Darren Rogers

Personal information
- Full name: Darren John Rogers
- Date of birth: 9 April 1970 (age 55)
- Place of birth: Birmingham, England
- Position(s): Defender

Youth career
- 1986–1988: West Bromwich Albion

Senior career*
- Years: Team / Apps / (Gls)
- 1988–1992: West Bromwich Albion / 14 / (1)
- 1992–1994: Birmingham City / 18 / (1)
- 1993: → Kidderminster Harriers (loan) / 1 / (0)
- 1993: → Wycombe Wanderers (loan) / 1 / (0)
- 1994–1997: Walsall / 58 / (0)
- 1997–199?: Stevenage Borough / 12 / (0)
- 2001–2002: Evesham United

= Darren Rogers =

English footballer (born 1970)

Darren John Rogers (born 9 April 1970) is an English former professional footballer who played 91 games in the Football League representing West Bromwich Albion, Birmingham City, Wycombe Wanderers and Walsall. He also played in non-League football for Kidderminster Harriers, Stevenage Borough and Evesham United. He played as a defender.

==Career==
Rogers was born in Birmingham. When he left school in 1986 he joined West Bromwich Albion as a YTS trainee, and signed professional forms two years later. Rogers played 14 Second Division games for the club before joining local rivals Birmingham City, newly promoted to that level, on a free transfer in July 1992. Described as "fast and mobile with a good, strong tackle", Rogers went straight into the starting eleven and played in the first 11 games of the 1992–93 season before dropping out of regular first-team football. Either side of an unsuccessful trial at Lincoln City, he had loan spells at Kidderminster Harriers of the Conference and Wycombe Wanderers of Division Three, for whom he made only one substitute appearance, before joining Walsall in July 1994. He played 26 games in all competitions for Birmingham.

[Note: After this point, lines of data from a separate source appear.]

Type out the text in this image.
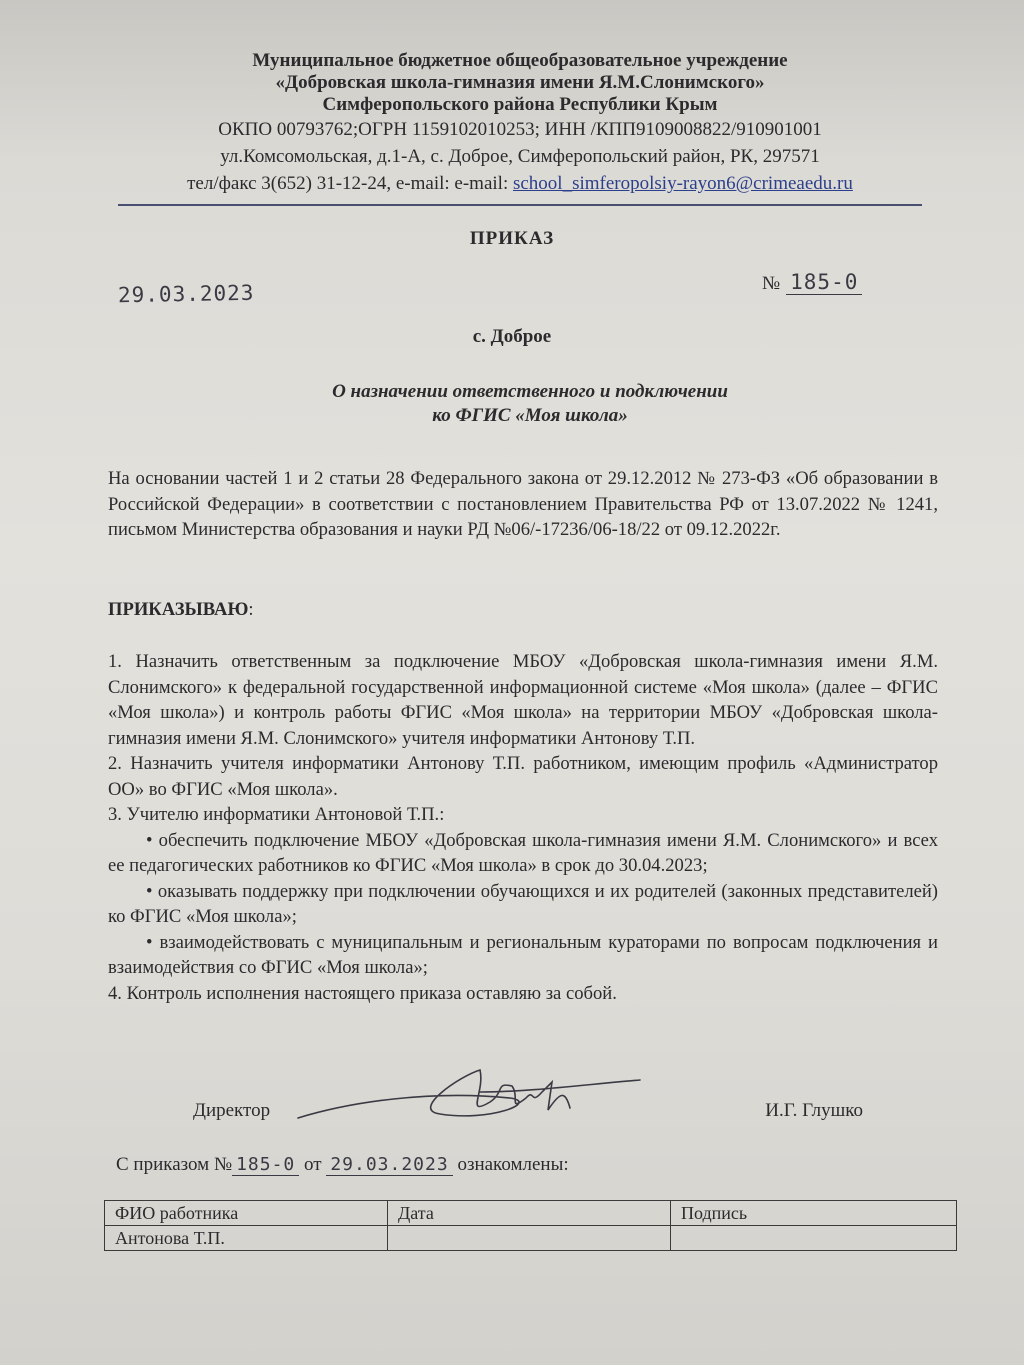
Муниципальное бюджетное общеобразовательное учреждение
«Добровская школа-гимназия имени Я.М.Слонимского»
Симферопольского района Республики Крым
ОКПО 00793762;ОГРН 1159102010253; ИНН /КПП9109008822/910901001
ул.Комсомольская, д.1-А, с. Доброе, Симферопольский район, РК, 297571
тел/факс 3(652) 31-12-24, e-mail: e-mail: school_simferopolsiy-rayon6@crimeaedu.ru
ПРИКАЗ
29.03.2023	№ 185-0
с. Доброе
О назначении ответственного и подключении
ко ФГИС «Моя школа»
На основании частей 1 и 2 статьи 28 Федерального закона от 29.12.2012 № 273-ФЗ «Об образовании в Российской Федерации» в соответствии с постановлением Правительства РФ от 13.07.2022 № 1241, письмом Министерства образования и науки РД №06/-17236/06-18/22 от 09.12.2022г.
ПРИКАЗЫВАЮ:

1. Назначить ответственным за подключение МБОУ «Добровская школа-гимназия имени Я.М. Слонимского» к федеральной государственной информационной системе «Моя школа» (далее – ФГИС «Моя школа») и контроль работы ФГИС «Моя школа» на территории МБОУ «Добровская школа-гимназия имени Я.М. Слонимского» учителя информатики Антонову Т.П.

2. Назначить учителя информатики Антонову Т.П. работником, имеющим профиль «Администратор ОО» во ФГИС «Моя школа».

3. Учителю информатики Антоновой Т.П.:

• обеспечить подключение МБОУ «Добровская школа-гимназия имени Я.М. Слонимского» и всех ее педагогических работников ко ФГИС «Моя школа» в срок до 30.04.2023;

• оказывать поддержку при подключении обучающихся и их родителей (законных представителей) ко ФГИС «Моя школа»;

• взаимодействовать с муниципальным и региональным кураторами по вопросам подключения и взаимодействия со ФГИС «Моя школа»;

4. Контроль исполнения настоящего приказа оставляю за собой.

Директор	И.Г. Глушко
С приказом № 185-0 от 29.03.2023 ознакомлены:
ФИО работника	Дата	Подпись
Антонова Т.П.		
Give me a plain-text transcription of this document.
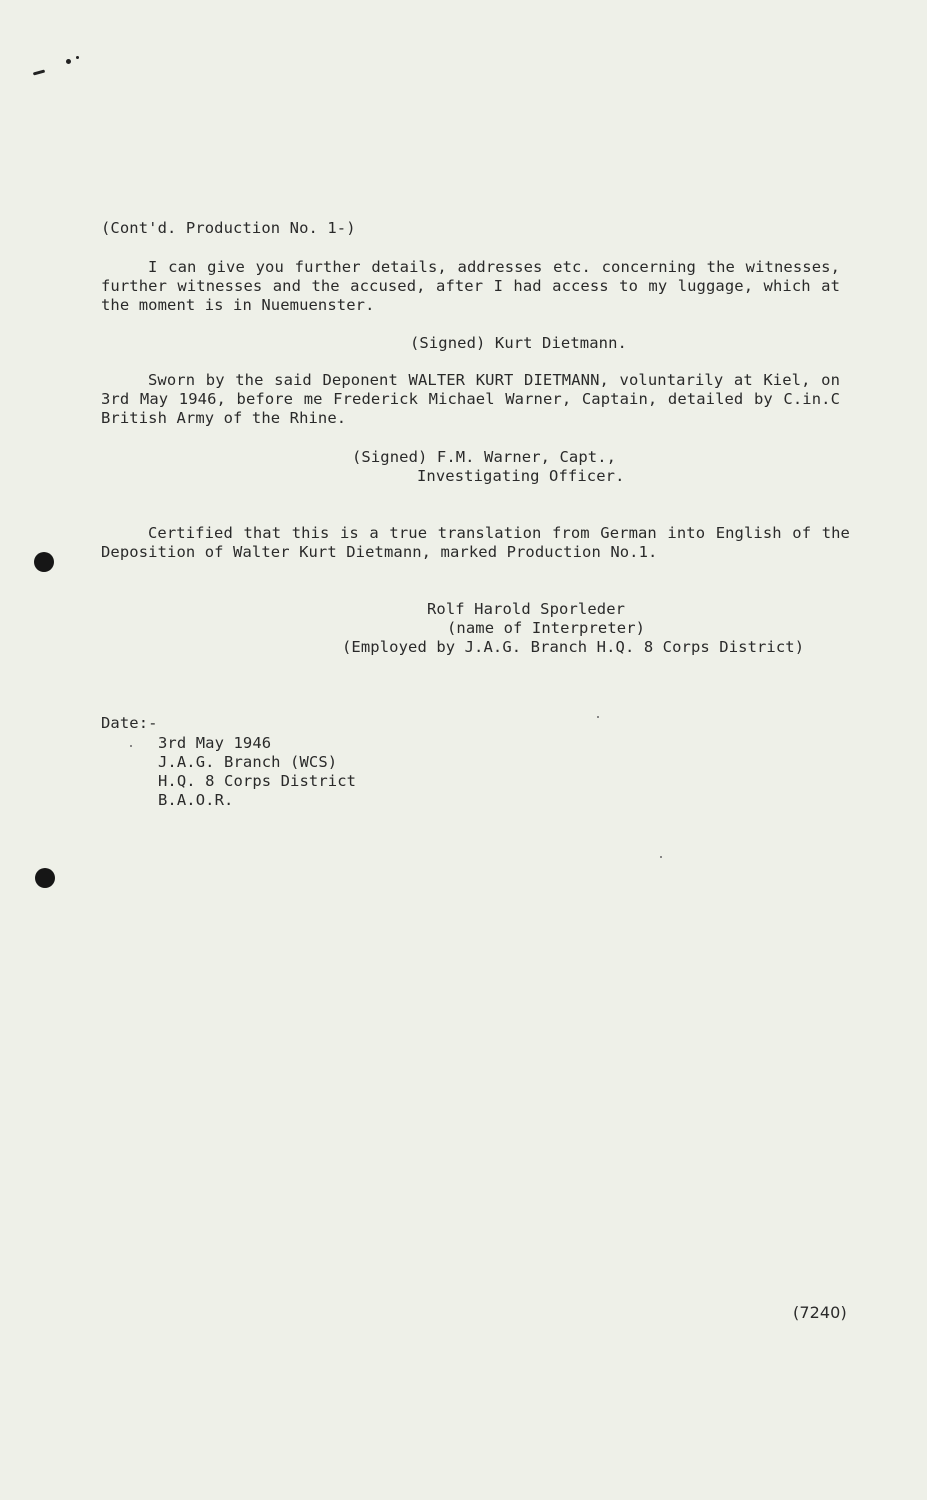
(Cont'd. Production No. 1-)
I can give you further details, addresses etc. concerning the witnesses,
further witnesses and the accused, after I had access to my luggage, which at
the moment is in Nuemuenster.
(Signed) Kurt Dietmann.
Sworn by the said Deponent WALTER KURT DIETMANN, voluntarily at Kiel, on
3rd May 1946, before me Frederick Michael Warner, Captain, detailed by C.in.C
British Army of the Rhine.
(Signed) F.M. Warner, Capt.,
Investigating Officer.
Certified that this is a true translation from German into English of the
Deposition of Walter Kurt Dietmann, marked Production No.1.
Rolf Harold Sporleder
(name of Interpreter)
(Employed by J.A.G. Branch H.Q. 8 Corps District)
Date:-
3rd May 1946
J.A.G. Branch (WCS)
H.Q. 8 Corps District
B.A.O.R.
(7240)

Rogers contributed to Walsall's promotion to Division Two in his first season with the club, but a cruciate ligament injury restricted his league appearances to 58 in three-and-a-bit seasons. An October 1997 move to the Conference with Stevenage Borough ended in his early release after he suffered another injury soon after joining. He went on play for Evesham United.